Trump’s commission investigating alleged voter fraud in the 2016 elections has asked states for a list of the names, party affiliations, addresses and voting histories of all voters, if state law allows it to be public.
“It is the duty of my office to protect certain private voter information – we will not share any protected data with the Commission,” Cox said in a statement Friday. “However, similar to most other states, Utah law requires voter registration records be public documents that can be obtained by any person or entity who submits an appropriate records request.”
A Wednesday letter from the Presidential Advisory Commission on Election Integrity gives secretaries of state about two weeks to provide about a dozen points of voter data. That also would include dates of birth, the last four digits of voters’ Social Security numbers and any information about felony convictions and military status.
“While my office is required to provide public records to this Commission, as we would to any other person or entity, I assure the voters of Utah that we will only provide information that is otherwise available to the public,” Cox said.
Trump lost the popular vote to Democrat Hillary Clinton but has alleged that 3 to 5 million people voted illegally. In addition to the voter information, the letter asks state officials for suggestions on improving election integrity and to share any evidence of fraud and election-related crimes in their states.
The data will help the commission “fully analyze vulnerabilities and issues related to voter registration and voting,” vice chairman and Kansas Secretary of State Kris Kobach wrote.
Trump formed the commission in May through an executive order.
Cox has previously called the allegations of voter fraud “dangerous.”
“There has been no evidence of mass voter fraud in Utah and we look forward to helping the federal government better understand the steps we have taken to ensure the security and validity of Utah’s elections,” Cox said.
While Utah makes voter records public to a degree, the commission’s request goes too far, Utah Democratic Party chair Daisy Thomas said in a statement Friday.
“The demand for Social Security numbers, dates of birth, military status, political party, and voting history raises inquiries about Mr. Trump’s reasons behind creating such a commission,” Thomas said, further stating, “The Utah Democratic Party is committed to election integrity and transparency, but we do not support this childish task of the commission to fabricate evidence that election fraud caused the president’s loss of the popular vote.”

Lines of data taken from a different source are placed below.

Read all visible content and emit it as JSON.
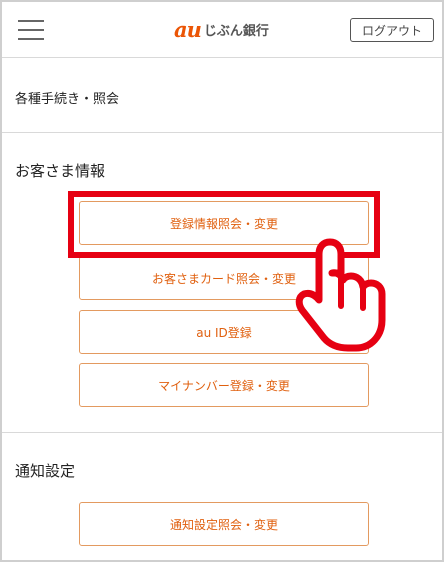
{
  "header": {
    "logo_au": "au",
    "logo_text": "じぶん銀行",
    "logout_label": "ログアウト"
  },
  "procedures": {
    "label": "各種手続き・照会"
  },
  "customer_info": {
    "title": "お客さま情報",
    "buttons": [
      "登録情報照会・変更",
      "お客さまカード照会・変更",
      "au ID登録",
      "マイナンバー登録・変更"
    ]
  },
  "notifications": {
    "title": "通知設定",
    "buttons": [
      "通知設定照会・変更"
    ]
  },
  "colors": {
    "brand_orange": "#eb5505",
    "highlight_red": "#e60012"
  },
  "icons": {
    "menu": "hamburger-menu-icon",
    "pointer": "pointing-hand-icon"
  }
}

According to The Hill, Utah and 20 states are refusing to provide voter data to the commission in whole or in part. These states include: Arizona, California, Connecticut, Indiana, Iowa, Kentucky, Massachusetts, Minnesota, Mississippi, New Mexico, Nevada, New York, North Dakota, Ohio, Oklahoma, Pennsylvania, Rhode Island, South Dakota, Tennessee, Texas, Vermont, Virginia and Wisconsin.
The Associated Press contributed to this article.